First of all, I have to rant a little bit, so if my language goes to you-know-where in a handbasket, I beg your forgiveness.
What the HELL is so “communist” about feeding the homeless, helping victims of abusive relationships find jobs/shelter/transportation so they have means to get out of those situations, or rebuilding homes for those who have lost them due to natural disaster? Who the hell does this know-nothing windbag think he is, insulting basically all except for a tiny lunatic fringe of Christianity? And now he’s been backtracking, softening his message, trying to deny that he ever said it. Well, he said it, and my first reaction was, “Oh no, you *&#$ing didn’t! And how is it that now you’re going to take the chicken’s way out of “softening” it, even though you know that your words managed to piss off most reasonably thinking Christians who have even a smidgin of understaning of the Scripture, enough to know how to call your BS?”
Rant concluded. I fear I may have said too much.
So let’s let the Bible speak for itself. Check Isaiah 58, Michah 6:7-8, and Amos 5:22-23, among others. Nose over to Matthew 25:31-46, and Luke 4:14-19. These are just the obvious ones; I could probably throw Scriptures all night if I felt like it, but I won’t. Not because I don’t feel like it, but because I don’t want to belabor the point.

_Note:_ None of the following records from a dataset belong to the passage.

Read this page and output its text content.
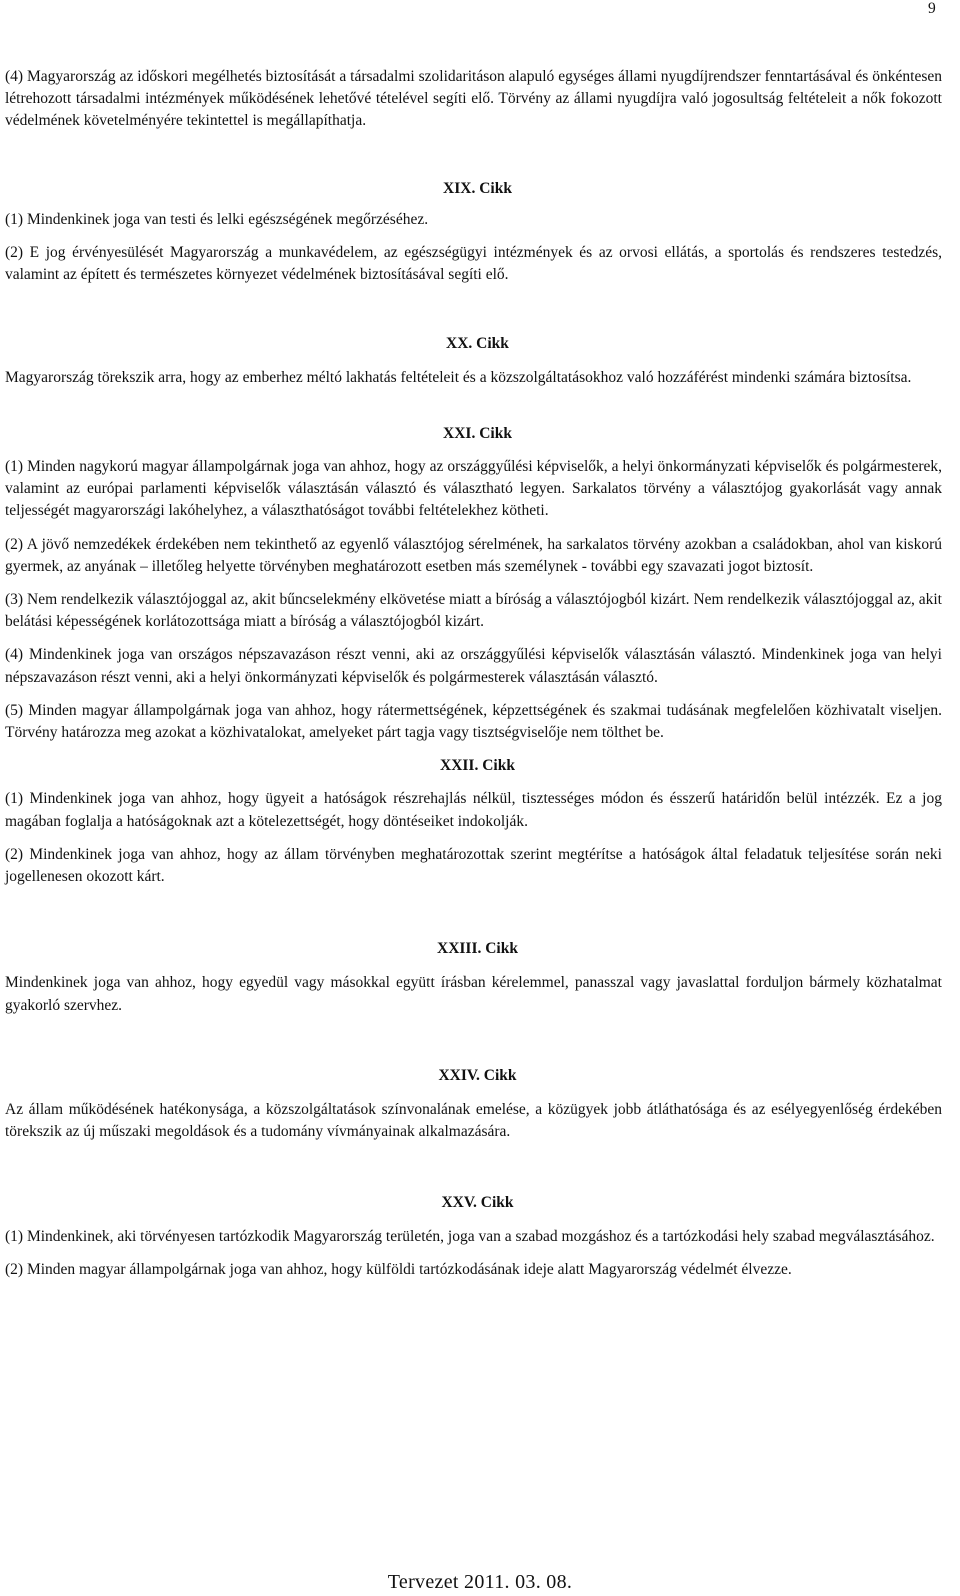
9

(4) Magyarország az időskori megélhetés biztosítását a társadalmi szolidaritáson alapuló egységes állami nyugdíjrendszer fenntartásával és önkéntesen létrehozott társadalmi intézmények működésének lehetővé tételével segíti elő. Törvény az állami nyugdíjra való jogosultság feltételeit a nők fokozott védelmének követelményére tekintettel is megállapíthatja.

XIX. Cikk

(1) Mindenkinek joga van testi és lelki egészségének megőrzéséhez.

(2) E jog érvényesülését Magyarország a munkavédelem, az egészségügyi intézmények és az orvosi ellátás, a sportolás és rendszeres testedzés, valamint az épített és természetes környezet védelmének biztosításával segíti elő.

XX. Cikk

Magyarország törekszik arra, hogy az emberhez méltó lakhatás feltételeit és a közszolgáltatásokhoz való hozzáférést mindenki számára biztosítsa.

XXI. Cikk

(1) Minden nagykorú magyar állampolgárnak joga van ahhoz, hogy az országgyűlési képviselők, a helyi önkormányzati képviselők és polgármesterek, valamint az európai parlamenti képviselők választásán választó és választható legyen. Sarkalatos törvény a választójog gyakorlását vagy annak teljességét magyarországi lakóhelyhez, a választhatóságot további feltételekhez kötheti.

(2) A jövő nemzedékek érdekében nem tekinthető az egyenlő választójog sérelmének, ha sarkalatos törvény azokban a családokban, ahol van kiskorú gyermek, az anyának – illetőleg helyette törvényben meghatározott esetben más személynek - további egy szavazati jogot biztosít.

(3) Nem rendelkezik választójoggal az, akit bűncselekmény elkövetése miatt a bíróság a választójogból kizárt. Nem rendelkezik választójoggal az, akit belátási képességének korlátozottsága miatt a bíróság a választójogból kizárt.

(4) Mindenkinek joga van országos népszavazáson részt venni, aki az országgyűlési képviselők választásán választó. Mindenkinek joga van helyi népszavazáson részt venni, aki a helyi önkormányzati képviselők és polgármesterek választásán választó.

(5) Minden magyar állampolgárnak joga van ahhoz, hogy rátermettségének, képzettségének és szakmai tudásának megfelelően közhivatalt viseljen. Törvény határozza meg azokat a közhivatalokat, amelyeket párt tagja vagy tisztségviselője nem tölthet be.

XXII. Cikk

(1) Mindenkinek joga van ahhoz, hogy ügyeit a hatóságok részrehajlás nélkül, tisztességes módon és ésszerű határidőn belül intézzék. Ez a jog magában foglalja a hatóságoknak azt a kötelezettségét, hogy döntéseiket indokolják.

(2) Mindenkinek joga van ahhoz, hogy az állam törvényben meghatározottak szerint megtérítse a hatóságok által feladatuk teljesítése során neki jogellenesen okozott kárt.

XXIII. Cikk

Mindenkinek joga van ahhoz, hogy egyedül vagy másokkal együtt írásban kérelemmel, panasszal vagy javaslattal forduljon bármely közhatalmat gyakorló szervhez.

XXIV. Cikk

Az állam működésének hatékonysága, a közszolgáltatások színvonalának emelése, a közügyek jobb átláthatósága és az esélyegyenlőség érdekében törekszik az új műszaki megoldások és a tudomány vívmányainak alkalmazására.

XXV. Cikk

(1) Mindenkinek, aki törvényesen tartózkodik Magyarország területén, joga van a szabad mozgáshoz és a tartózkodási hely szabad megválasztásához.

(2) Minden magyar állampolgárnak joga van ahhoz, hogy külföldi tartózkodásának ideje alatt Magyarország védelmét élvezze.

Tervezet 2011. 03. 08.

Further, working for justice is a key component of evangelism. Of what use is a sermon to someone who’s starving to death? That person has 2 needs to be met: physical and spiritual. To attend to his or her spiritual need without feeding him or her is just as dangerous as feeding him or her without being a living (and speaking, when necessary) example of the Gospel, one that God might use to bring that person closer to Himself. If we fail to work for justice, I would argue that our gospel falls flat, and we’re in danger of telling people that their lives on earth don’t matter, that all that matters is whether or not they’re going to Heaven. That reductio ad absurdum of the Gospel, is, I don’t think what Jesus intended. Let’s just hope that Glenn Beck gets that sometime soon.